Ministra kultury odwołała się do strajku z 2012 roku – wówczas artyści manifestowali swoją rolę w społeczeństwie. Odwoływali się m.in. do kreowania kultury oraz zwracali uwagę na fakt, że wiele osób z tej grupy nie jest objęta systemem ubezpieczeń społecznych. „Od tego czasu trwają prace nad ustawą o zabezpieczeniu socjalnym dla osób wykonujących zawody artystyczne. Pani prof. Dorota Ilczuk dwukrotnie już wykonała badania, żeby policzyć, jaka jest ich sytuacja” – zapewniała Wróblewska.

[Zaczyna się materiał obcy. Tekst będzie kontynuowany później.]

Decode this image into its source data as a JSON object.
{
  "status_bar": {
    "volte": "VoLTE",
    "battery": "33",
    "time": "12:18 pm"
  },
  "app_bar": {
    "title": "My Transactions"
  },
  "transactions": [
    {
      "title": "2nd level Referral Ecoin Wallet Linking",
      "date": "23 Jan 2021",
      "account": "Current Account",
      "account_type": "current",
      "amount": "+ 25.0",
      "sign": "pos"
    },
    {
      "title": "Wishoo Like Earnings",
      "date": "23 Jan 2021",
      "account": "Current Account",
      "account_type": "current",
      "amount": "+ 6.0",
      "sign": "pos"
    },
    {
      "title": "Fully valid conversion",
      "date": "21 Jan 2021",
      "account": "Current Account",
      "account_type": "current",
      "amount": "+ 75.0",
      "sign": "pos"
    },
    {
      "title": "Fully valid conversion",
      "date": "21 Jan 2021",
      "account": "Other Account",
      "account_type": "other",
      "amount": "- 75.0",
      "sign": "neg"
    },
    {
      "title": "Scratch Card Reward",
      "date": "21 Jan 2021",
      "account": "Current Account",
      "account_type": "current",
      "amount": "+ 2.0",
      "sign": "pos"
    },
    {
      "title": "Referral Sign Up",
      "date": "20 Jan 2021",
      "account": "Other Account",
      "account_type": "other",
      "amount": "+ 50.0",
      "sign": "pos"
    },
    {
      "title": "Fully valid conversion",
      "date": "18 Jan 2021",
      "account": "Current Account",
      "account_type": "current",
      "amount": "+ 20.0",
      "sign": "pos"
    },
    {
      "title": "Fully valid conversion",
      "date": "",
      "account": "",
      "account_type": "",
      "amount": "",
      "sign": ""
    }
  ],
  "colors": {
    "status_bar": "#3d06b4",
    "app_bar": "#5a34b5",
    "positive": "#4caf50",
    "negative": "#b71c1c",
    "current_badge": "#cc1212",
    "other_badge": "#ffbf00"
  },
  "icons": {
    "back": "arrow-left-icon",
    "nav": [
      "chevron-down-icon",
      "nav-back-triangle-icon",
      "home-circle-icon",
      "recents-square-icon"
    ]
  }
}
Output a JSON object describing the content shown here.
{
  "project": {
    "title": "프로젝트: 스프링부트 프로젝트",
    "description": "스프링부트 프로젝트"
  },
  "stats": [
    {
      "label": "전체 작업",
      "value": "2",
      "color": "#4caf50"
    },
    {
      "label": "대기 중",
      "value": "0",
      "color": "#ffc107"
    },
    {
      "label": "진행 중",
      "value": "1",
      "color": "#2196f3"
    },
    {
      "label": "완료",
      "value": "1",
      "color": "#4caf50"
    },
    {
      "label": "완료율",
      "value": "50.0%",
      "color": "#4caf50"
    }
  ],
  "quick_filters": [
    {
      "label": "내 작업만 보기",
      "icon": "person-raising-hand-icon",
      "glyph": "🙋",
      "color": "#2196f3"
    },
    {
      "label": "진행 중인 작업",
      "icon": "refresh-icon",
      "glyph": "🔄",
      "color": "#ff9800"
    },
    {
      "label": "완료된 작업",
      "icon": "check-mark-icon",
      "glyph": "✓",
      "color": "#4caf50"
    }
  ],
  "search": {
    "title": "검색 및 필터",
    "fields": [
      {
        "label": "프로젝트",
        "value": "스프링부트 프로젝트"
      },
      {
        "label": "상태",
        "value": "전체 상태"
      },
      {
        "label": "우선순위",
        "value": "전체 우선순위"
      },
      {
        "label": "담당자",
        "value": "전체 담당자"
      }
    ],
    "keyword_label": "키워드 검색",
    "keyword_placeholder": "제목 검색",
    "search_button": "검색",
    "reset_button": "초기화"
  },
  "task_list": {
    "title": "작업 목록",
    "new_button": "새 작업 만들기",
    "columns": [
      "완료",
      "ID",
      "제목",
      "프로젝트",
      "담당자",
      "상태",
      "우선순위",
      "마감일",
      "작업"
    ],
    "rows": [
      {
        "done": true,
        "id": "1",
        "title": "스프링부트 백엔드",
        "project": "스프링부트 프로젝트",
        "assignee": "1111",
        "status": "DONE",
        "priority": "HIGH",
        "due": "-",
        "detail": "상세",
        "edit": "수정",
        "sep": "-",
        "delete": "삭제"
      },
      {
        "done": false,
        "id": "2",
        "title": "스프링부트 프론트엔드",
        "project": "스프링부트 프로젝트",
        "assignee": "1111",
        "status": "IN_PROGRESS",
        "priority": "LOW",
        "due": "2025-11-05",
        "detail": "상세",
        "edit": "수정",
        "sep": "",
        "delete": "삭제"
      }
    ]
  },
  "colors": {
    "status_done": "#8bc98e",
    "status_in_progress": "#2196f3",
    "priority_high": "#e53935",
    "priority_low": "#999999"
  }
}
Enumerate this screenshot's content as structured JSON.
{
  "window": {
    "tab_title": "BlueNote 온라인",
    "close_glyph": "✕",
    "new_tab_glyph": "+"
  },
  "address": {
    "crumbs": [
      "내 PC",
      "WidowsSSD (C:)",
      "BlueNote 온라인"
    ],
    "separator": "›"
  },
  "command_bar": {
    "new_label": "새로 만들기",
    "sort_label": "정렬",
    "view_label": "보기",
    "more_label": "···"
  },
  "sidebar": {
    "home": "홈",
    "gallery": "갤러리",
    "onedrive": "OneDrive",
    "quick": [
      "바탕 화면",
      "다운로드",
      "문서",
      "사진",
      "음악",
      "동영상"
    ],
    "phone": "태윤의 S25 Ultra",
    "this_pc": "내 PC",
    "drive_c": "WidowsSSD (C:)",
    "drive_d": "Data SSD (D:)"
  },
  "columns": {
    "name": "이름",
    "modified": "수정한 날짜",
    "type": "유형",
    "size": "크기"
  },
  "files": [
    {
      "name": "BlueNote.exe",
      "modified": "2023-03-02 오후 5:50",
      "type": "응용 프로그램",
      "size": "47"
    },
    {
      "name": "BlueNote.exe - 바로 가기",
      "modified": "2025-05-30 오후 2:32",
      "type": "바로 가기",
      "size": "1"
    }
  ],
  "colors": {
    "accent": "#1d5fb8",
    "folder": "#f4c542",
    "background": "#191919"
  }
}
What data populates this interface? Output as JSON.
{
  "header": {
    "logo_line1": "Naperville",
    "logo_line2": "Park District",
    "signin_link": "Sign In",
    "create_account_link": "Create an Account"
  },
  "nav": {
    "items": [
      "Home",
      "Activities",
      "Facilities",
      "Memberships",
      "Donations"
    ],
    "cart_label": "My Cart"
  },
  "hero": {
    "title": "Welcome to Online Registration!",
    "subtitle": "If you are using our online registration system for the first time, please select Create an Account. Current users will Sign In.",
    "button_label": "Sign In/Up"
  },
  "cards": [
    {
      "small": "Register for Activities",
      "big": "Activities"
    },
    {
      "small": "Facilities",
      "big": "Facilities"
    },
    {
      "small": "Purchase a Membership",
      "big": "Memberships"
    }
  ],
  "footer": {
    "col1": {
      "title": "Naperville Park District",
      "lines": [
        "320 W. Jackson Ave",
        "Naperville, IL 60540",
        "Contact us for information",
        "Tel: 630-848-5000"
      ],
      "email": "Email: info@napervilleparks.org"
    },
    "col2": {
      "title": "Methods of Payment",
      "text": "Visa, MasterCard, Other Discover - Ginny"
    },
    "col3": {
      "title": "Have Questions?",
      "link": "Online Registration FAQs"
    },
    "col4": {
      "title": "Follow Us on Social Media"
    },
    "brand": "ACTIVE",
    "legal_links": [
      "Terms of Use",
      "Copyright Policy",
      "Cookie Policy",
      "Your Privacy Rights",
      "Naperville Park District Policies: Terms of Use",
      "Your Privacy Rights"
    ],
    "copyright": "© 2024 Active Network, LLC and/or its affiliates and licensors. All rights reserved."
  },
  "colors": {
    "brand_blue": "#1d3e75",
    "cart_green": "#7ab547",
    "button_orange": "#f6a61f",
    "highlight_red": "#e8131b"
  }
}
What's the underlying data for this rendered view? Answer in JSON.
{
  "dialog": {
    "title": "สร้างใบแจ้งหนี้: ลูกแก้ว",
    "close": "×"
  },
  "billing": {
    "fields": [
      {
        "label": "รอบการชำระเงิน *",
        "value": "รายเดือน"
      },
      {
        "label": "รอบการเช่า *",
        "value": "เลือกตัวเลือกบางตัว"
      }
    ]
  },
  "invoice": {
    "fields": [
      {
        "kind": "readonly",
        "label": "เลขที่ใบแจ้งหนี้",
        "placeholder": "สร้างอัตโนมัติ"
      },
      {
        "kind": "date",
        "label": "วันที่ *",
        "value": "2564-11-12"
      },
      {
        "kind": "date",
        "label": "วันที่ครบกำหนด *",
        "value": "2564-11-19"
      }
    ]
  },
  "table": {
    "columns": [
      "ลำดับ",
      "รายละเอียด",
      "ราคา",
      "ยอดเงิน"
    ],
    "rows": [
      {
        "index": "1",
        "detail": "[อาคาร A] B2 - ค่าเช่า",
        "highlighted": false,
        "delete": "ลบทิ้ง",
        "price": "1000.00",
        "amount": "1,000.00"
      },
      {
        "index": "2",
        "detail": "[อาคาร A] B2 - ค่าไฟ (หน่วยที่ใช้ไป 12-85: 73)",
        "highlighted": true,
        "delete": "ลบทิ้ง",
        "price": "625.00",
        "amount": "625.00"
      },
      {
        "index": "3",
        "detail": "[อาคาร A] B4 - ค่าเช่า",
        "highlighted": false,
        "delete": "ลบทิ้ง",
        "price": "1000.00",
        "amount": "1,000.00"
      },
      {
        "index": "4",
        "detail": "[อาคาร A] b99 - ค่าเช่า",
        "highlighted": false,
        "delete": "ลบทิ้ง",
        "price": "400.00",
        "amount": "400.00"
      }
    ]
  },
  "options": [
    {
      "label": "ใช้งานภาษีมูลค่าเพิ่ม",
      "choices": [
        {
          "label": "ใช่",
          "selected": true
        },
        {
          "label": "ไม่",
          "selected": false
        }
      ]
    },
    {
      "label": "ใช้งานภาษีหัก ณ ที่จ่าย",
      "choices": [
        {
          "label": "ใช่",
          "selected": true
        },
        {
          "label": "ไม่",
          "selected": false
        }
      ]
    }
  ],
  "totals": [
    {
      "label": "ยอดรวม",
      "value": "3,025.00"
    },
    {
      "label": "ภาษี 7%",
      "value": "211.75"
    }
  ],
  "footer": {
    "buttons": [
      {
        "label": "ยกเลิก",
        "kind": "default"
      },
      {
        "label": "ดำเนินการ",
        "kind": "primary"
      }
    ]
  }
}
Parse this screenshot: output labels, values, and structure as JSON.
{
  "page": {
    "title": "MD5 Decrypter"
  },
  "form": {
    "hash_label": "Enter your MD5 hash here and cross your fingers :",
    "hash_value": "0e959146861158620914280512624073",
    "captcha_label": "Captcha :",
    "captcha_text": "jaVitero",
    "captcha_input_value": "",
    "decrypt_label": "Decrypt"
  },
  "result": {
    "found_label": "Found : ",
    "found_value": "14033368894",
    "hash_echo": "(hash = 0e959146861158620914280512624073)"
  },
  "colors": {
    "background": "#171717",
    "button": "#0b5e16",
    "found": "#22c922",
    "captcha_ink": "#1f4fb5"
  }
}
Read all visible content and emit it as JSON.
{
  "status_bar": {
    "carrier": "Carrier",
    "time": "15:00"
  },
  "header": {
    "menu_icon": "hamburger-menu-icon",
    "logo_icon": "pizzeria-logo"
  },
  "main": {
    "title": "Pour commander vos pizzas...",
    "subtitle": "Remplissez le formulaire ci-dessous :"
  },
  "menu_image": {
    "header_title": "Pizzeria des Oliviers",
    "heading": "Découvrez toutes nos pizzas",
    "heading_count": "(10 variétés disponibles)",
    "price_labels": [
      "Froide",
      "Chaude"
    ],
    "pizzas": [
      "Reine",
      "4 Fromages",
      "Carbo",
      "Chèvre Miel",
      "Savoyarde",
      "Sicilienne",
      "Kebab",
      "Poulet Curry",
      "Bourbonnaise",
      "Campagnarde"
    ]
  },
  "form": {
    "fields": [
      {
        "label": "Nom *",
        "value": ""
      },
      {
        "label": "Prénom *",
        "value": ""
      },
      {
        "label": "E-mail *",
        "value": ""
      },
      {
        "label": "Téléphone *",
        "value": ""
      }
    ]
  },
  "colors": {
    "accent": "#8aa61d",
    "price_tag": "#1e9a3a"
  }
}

Wspomniana badaczka również wzięła udział w posiedzeniu komisji – przedstawiła wyniki koordynowanego przez siebie badania „Policzone i policzeni 2024” z pierwszej połowy 2024 r. Artyści zostali policzeni według zawodów – jak wskazała prof. Ilczuk – profesji artystycznych można wyróżnić ponad 100 i podzielić je na 8 branż: muzykę, architekturę, sztuki wizualne, film, teatr, taniec, literaturę i twórczość ludową. Osoby, które wzięły udział w badaniu, mogły zadeklarować, czy utożsamiają się z konkretną branżą i zawodem. Projekt został przygotowany przez 20 badaczy oraz 8 ekspertów. Analizowano ponad 70 źródeł baz danych, przy wsparciu ponad 600 podmiotów.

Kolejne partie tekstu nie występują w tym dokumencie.